Section 245.002(a) states that a city shall consider the approval, disapproval, or conditional approval of an application for a permit solely on the bases of any orders, regulation, ordinances, rules, expiration dates or other properly adopted requirements in effect at the time the original application for the permit it filed or a plan for development or plat application is filed. Stated another way, pulling a permit to remodel or build a building vests the project at the time the application is filed with the City or the application is mailed by certified mail.

But what about a subdivision that is built in phases and requires a series of permits? Regulations in effect at the time the original application for the first permit is filed is the trigger for vesting. Chapter 245.001 defines what a permit is but basically it is anything that a person must obtain to perform an action or initiate, continue, or complete a project for which the permit is sought. Preliminary plans and related subdivision plats, site plans and all other development permits for land covered by the preliminary plans or subdivision plats are usually considered collectively to be one series of permits for a “project”.

A Project is basically defined in just two words: “an endeavor”. The definition goes on to include over which a regulatory agency exerts its jurisdiction and for which one or more permits are required to initiate, continue or complete the endeavor. Put another way, if you “endeavor” to build a shed for your 14-foot-tall RV and you need a “permit” to build it, your “project” is vested when you visit the permit department and file your application.

There are of course more than 11 exemptions to vesting as found in section 245.004 of the Local Government Code, including uniform building, fire, electrical, plumbing or mechanical codes as recognized by a national code organization; municipal zoning regulations except (double negative here with an exception to an exemption) for landscaping, tree preservation, open space or park dedication, lot size meaning landscaping, trees, parks and lot size are vested; sexually oriented business; fees; annexation; utility connections; regulations to prevent imminent destruction of property from flooding and many more.

Are you vested if the project never got off the ground and went dormant?  Chapter 245 lets a city put a 2-year expiration date on individual permits if no progress is made or 5 years for a project. Progress is defined as application for a final plat or a good faith attempt to file an application or cost incurred for development such as roadway, utility other infrastructure of more the 5% of the appraised market value or the payment of a utility connection or impact fee.

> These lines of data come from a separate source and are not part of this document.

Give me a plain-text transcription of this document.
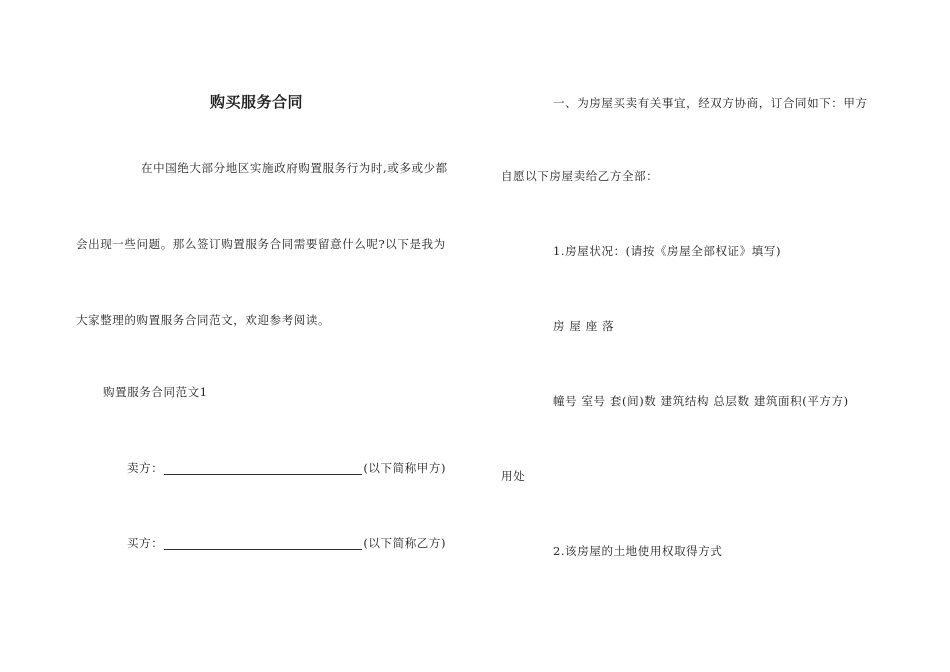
购买服务合同
在中国绝大部分地区实施政府购置服务行为时,或多或少都
会出现一些问题。那么签订购置服务合同需要留意什么呢?以下是我为
大家整理的购置服务合同范文，欢迎参考阅读。
购置服务合同范文1
卖方：	(以下简称甲方)
买方：	(以下简称乙方)
一、为房屋买卖有关事宜，经双方协商，订合同如下：甲方
自愿以下房屋卖给乙方全部：
1.房屋状况：(请按《房屋全部权证》填写)
房 屋 座 落
幢号 室号 套(间)数 建筑结构 总层数 建筑面积(平方方)
用处
2.该房屋的土地使用权取得方式
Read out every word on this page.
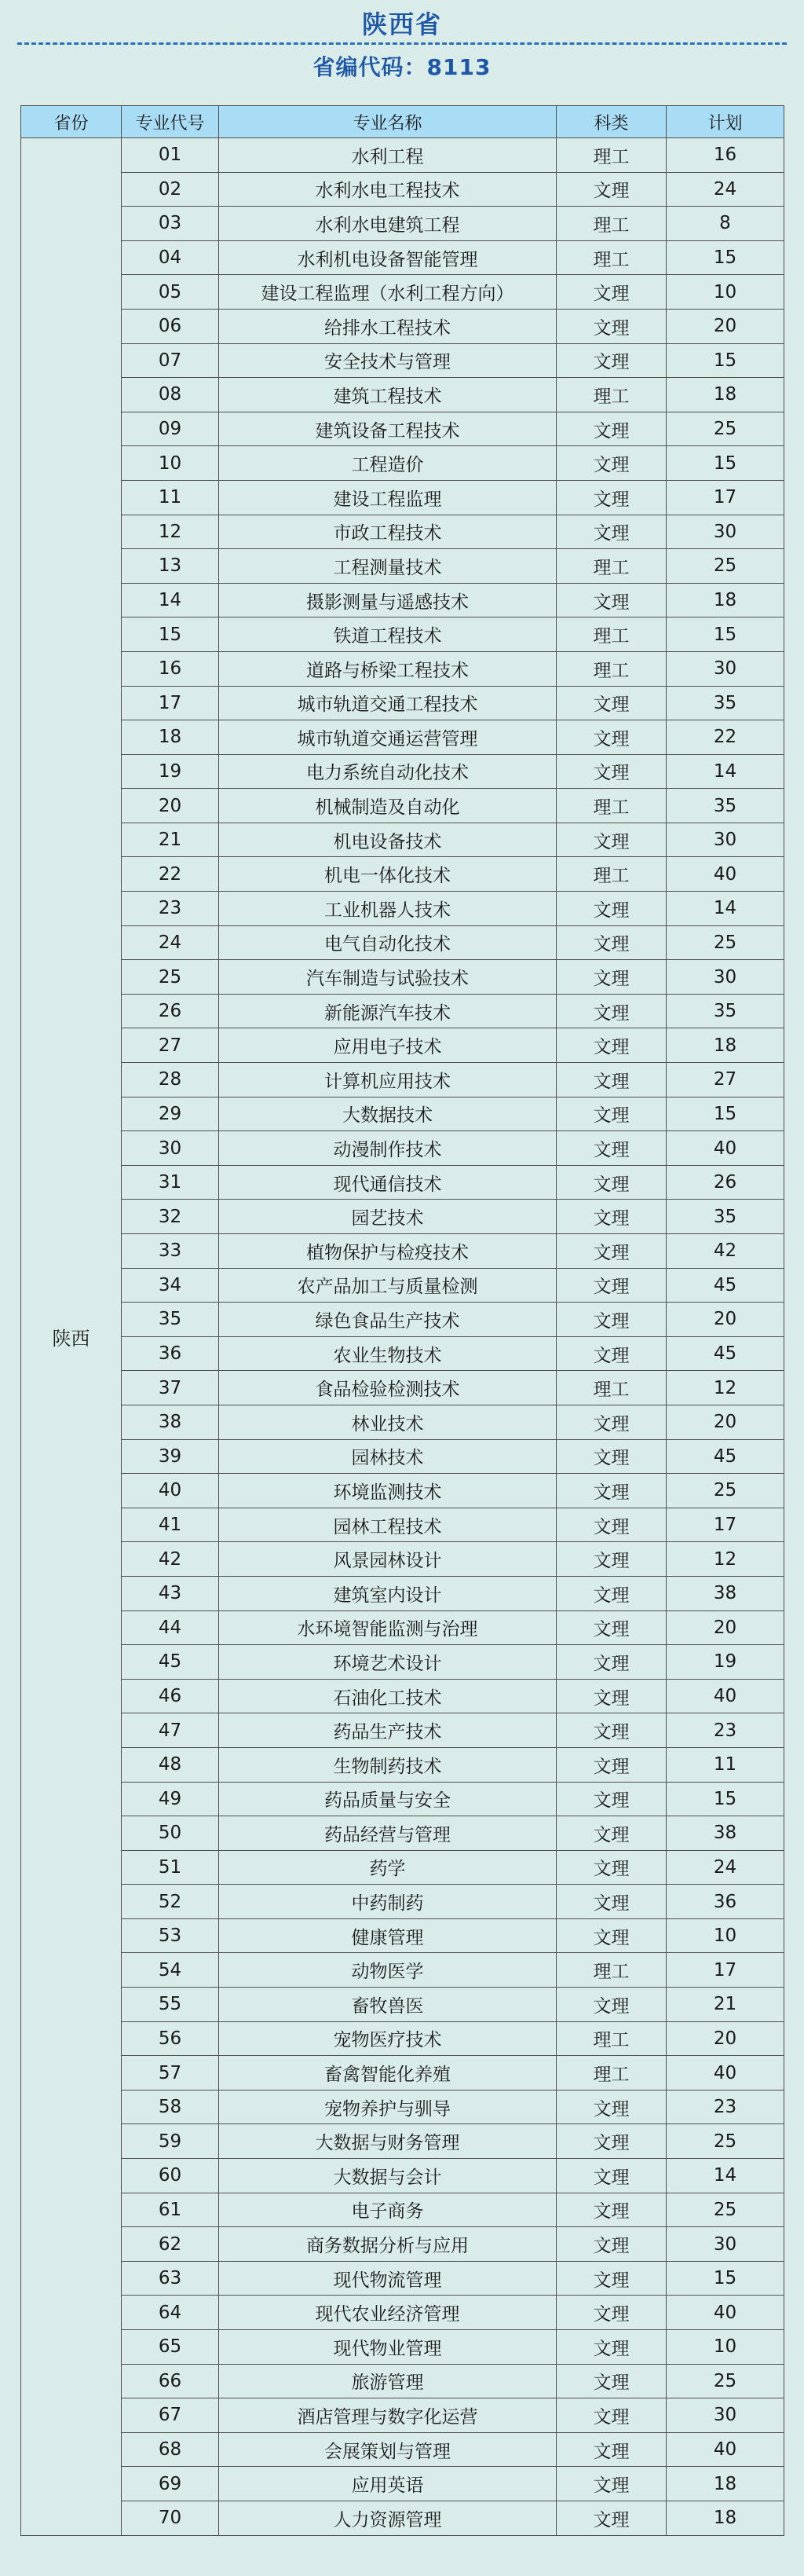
陕西省
省编代码：8113
省份	专业代号	专业名称	科类	计划
陕西	01	水利工程	理工	16
	02	水利水电工程技术	文理	24
	03	水利水电建筑工程	理工	8
	04	水利机电设备智能管理	理工	15
	05	建设工程监理（水利工程方向）	文理	10
	06	给排水工程技术	文理	20
	07	安全技术与管理	文理	15
	08	建筑工程技术	理工	18
	09	建筑设备工程技术	文理	25
	10	工程造价	文理	15
	11	建设工程监理	文理	17
	12	市政工程技术	文理	30
	13	工程测量技术	理工	25
	14	摄影测量与遥感技术	文理	18
	15	铁道工程技术	理工	15
	16	道路与桥梁工程技术	理工	30
	17	城市轨道交通工程技术	文理	35
	18	城市轨道交通运营管理	文理	22
	19	电力系统自动化技术	文理	14
	20	机械制造及自动化	理工	35
	21	机电设备技术	文理	30
	22	机电一体化技术	理工	40
	23	工业机器人技术	文理	14
	24	电气自动化技术	文理	25
	25	汽车制造与试验技术	文理	30
	26	新能源汽车技术	文理	35
	27	应用电子技术	文理	18
	28	计算机应用技术	文理	27
	29	大数据技术	文理	15
	30	动漫制作技术	文理	40
	31	现代通信技术	文理	26
	32	园艺技术	文理	35
	33	植物保护与检疫技术	文理	42
	34	农产品加工与质量检测	文理	45
	35	绿色食品生产技术	文理	20
	36	农业生物技术	文理	45
	37	食品检验检测技术	理工	12
	38	林业技术	文理	20
	39	园林技术	文理	45
	40	环境监测技术	文理	25
	41	园林工程技术	文理	17
	42	风景园林设计	文理	12
	43	建筑室内设计	文理	38
	44	水环境智能监测与治理	文理	20
	45	环境艺术设计	文理	19
	46	石油化工技术	文理	40
	47	药品生产技术	文理	23
	48	生物制药技术	文理	11
	49	药品质量与安全	文理	15
	50	药品经营与管理	文理	38
	51	药学	文理	24
	52	中药制药	文理	36
	53	健康管理	文理	10
	54	动物医学	理工	17
	55	畜牧兽医	文理	21
	56	宠物医疗技术	理工	20
	57	畜禽智能化养殖	理工	40
	58	宠物养护与驯导	文理	23
	59	大数据与财务管理	文理	25
	60	大数据与会计	文理	14
	61	电子商务	文理	25
	62	商务数据分析与应用	文理	30
	63	现代物流管理	文理	15
	64	现代农业经济管理	文理	40
	65	现代物业管理	文理	10
	66	旅游管理	文理	25
	67	酒店管理与数字化运营	文理	30
	68	会展策划与管理	文理	40
	69	应用英语	文理	18
	70	人力资源管理	文理	18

There are many traps for the unwary for both a developer as well as a city as cities continue to learn from past mistakes and refine their regulations.

 

Texas native J. Grady Randle concentrates his practice in the areas of real estate and municipal law in Houston and the surrounding counties. He represents government entities and local municipalities in litigation, regulation, land development, zoning, land use, and other matters. Mr. Randle also handles a wide variety of real estate transactional and litigation matters, including oil and gas contracts, large commercial land and building purchases, and commercial landlord-tenant issues. He received his Juris Doctorate as well as a Bachelor of Business Administration from Baylor University.